Bringing Your Children under the Community Regime:
If you are a citizen of an EU country, the process of bringing your children to Spain falls under the Community Family Reunification regime, which has different requirements compared to the general regime. Under the Community Family Reunification, you can reunify with: Children under 21 years old. Children over 21 years old who are financially dependent on you. Unlike the general regime, the age of the children does not act as a barrier as long as you can prove their financial dependency. In this case, the non-EU family member should initiate the family reunification process in their country of origin.
There are two possible scenarios: Application for a Community Family Reunification Visa: If your family members need a short-term visa to enter Spain, they must apply for the corresponding Community Family Reunification visa at the Spanish Consulate. The consulate will require documentation proving the relationship and the residence of the EU citizen in Spain. The consulate will then issue the appropriate visa. If your children do not require a short-term visa to enter Spain, they can enter directly by providing documentation proving the parent-child relationship and the residence of the EU citizen in Spain. Once in Spain, they can apply for the Residence Card as a Family Member of a Community Citizen at the Immigration Office.

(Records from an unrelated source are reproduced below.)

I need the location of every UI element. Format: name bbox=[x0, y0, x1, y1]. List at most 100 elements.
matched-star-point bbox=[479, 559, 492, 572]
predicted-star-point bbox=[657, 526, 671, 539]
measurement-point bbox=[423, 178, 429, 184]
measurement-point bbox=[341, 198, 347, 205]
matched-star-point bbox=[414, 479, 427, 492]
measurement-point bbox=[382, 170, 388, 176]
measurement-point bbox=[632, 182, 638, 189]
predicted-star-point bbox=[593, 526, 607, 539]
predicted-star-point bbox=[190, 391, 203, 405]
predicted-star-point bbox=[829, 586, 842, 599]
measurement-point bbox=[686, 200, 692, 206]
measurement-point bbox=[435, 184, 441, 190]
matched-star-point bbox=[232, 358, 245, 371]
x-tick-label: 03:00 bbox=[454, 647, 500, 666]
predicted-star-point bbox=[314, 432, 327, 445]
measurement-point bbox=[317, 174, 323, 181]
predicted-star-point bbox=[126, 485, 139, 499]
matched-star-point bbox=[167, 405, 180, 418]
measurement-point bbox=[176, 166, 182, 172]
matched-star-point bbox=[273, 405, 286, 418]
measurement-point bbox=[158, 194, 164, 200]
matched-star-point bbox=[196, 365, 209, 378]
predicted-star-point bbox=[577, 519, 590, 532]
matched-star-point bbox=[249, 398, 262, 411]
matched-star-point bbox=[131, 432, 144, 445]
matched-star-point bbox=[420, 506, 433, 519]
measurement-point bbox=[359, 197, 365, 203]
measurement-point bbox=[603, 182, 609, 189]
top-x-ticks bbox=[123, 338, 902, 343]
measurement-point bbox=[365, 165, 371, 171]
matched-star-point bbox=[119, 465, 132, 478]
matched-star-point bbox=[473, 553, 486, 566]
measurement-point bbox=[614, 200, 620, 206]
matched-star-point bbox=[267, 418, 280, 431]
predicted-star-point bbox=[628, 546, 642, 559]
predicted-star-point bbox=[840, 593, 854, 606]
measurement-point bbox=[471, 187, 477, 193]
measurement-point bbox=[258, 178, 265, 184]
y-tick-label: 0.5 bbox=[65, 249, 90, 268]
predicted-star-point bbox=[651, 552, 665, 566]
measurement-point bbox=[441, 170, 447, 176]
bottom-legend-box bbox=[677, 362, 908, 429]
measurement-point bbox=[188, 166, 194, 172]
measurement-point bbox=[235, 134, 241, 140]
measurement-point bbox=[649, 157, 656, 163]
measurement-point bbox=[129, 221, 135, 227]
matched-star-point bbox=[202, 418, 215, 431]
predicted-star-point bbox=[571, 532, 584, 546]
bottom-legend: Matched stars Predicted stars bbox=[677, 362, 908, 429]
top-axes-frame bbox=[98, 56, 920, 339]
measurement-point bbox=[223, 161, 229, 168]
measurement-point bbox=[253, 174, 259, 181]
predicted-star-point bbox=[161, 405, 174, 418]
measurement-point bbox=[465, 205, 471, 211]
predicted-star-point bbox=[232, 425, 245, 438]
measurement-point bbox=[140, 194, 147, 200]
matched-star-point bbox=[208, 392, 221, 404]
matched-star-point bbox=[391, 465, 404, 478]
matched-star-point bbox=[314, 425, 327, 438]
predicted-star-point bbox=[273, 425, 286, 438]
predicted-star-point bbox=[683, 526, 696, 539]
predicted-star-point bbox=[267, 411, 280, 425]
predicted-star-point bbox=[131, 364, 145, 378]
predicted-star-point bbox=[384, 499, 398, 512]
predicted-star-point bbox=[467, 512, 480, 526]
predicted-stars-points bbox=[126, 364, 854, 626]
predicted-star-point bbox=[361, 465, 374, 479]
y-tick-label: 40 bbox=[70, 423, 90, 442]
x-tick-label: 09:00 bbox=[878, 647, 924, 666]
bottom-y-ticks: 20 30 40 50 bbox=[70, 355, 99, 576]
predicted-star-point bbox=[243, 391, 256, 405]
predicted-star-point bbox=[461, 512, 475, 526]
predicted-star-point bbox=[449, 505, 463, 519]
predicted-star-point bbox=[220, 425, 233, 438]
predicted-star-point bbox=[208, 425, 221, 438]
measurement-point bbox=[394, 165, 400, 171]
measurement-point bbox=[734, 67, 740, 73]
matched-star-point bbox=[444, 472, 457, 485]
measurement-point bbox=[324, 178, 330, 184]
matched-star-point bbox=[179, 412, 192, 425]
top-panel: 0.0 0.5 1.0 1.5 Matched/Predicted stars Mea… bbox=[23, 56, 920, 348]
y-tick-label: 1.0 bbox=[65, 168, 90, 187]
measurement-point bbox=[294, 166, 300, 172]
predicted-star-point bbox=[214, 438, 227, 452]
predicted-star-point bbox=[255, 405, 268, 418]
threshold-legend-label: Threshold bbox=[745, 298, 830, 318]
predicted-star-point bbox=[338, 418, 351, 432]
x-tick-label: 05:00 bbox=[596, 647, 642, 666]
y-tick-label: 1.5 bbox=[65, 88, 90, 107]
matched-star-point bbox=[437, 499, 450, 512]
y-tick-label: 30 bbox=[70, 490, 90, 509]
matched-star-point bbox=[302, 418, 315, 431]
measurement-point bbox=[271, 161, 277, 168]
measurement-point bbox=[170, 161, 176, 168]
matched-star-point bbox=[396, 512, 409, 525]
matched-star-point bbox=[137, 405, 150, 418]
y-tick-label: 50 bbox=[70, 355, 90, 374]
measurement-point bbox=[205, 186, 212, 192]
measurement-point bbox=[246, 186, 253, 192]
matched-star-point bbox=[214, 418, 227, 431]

Bringing Your Children under the Entrepreneur Law:
If you, as a non-EU citizen, have a residence permit under the Entrepreneur Law in Spain, you can also reunify with your children who are financially dependent on you. The process usually starts at the Large Companies and Strategic Collectives Unit (UGE), initiated by the family member (depending on whether it is a joint application or not with the main permit holder). The UGE typically processes these cases quickly, often resolving them within a month. Once the favorable resolution is issued, the family member can apply for a visa at the Spanish Consulate. It’s important to note that this guide focuses on family reunification for children of Spanish citizens and EU citizens. Other family members, such as parents, spouses, and other relatives, may also be eligible for family reunification, and specific requirements may apply to each case.